A key to cutting through the rhetorical froth here is the difference between list prices, which are indeed growing rapidly, and net prices, which are rising far more slowly. Pharmaceutical companies will typically offer significant rebates from the list price, with the rebates varying according to the market power of the buyer. They will make concessions to pharmacy benefit managers in exchange for preferred placement on a formulary (the first-line drugs covered by an insurance policy).

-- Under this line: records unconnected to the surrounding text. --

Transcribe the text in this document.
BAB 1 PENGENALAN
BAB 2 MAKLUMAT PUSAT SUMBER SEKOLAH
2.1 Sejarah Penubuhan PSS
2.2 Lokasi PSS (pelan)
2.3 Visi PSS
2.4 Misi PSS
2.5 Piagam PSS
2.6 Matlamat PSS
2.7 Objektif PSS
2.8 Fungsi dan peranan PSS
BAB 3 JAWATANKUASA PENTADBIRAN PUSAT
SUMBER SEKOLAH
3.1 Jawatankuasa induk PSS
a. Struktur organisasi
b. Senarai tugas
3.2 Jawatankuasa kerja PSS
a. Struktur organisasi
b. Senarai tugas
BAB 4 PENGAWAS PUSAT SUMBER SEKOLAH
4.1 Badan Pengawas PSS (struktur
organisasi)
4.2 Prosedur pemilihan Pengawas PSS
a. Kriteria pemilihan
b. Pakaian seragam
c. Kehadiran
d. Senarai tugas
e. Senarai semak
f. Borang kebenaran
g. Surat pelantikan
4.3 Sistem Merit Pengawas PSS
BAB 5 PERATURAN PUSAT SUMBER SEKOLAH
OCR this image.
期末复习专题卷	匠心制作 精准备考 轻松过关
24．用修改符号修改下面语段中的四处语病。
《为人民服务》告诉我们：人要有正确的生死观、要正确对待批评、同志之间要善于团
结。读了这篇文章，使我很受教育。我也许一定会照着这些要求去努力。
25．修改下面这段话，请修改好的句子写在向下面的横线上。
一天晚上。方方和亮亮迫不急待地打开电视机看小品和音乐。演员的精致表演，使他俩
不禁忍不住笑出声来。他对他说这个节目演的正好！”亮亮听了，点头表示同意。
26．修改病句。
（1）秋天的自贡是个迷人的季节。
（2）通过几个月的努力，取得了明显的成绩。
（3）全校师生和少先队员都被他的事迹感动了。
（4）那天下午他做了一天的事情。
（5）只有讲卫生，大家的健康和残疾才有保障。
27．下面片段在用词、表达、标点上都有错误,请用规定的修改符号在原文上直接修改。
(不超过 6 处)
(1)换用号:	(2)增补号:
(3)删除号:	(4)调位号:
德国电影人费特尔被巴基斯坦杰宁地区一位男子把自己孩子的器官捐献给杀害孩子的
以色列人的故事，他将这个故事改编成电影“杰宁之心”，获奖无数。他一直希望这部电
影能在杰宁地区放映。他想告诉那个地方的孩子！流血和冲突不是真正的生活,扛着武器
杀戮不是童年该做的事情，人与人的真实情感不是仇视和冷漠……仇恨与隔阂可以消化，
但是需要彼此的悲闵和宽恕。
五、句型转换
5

In some cases, the rebates may be required by law, as with Medicaid and programs administered by the Department of Veterans Affairs.
Therefore, the list price isn’t the “real” price, in the sense that a patient’s insurer will often pay less than list. But it’s also simply not true that, as one pharmaceutical executive put it, “nobody pays the list price.” Some patients are indeed paying the full freight, and they’re being exposed to high — and escalating — prices that force them to think again before seeking treatment.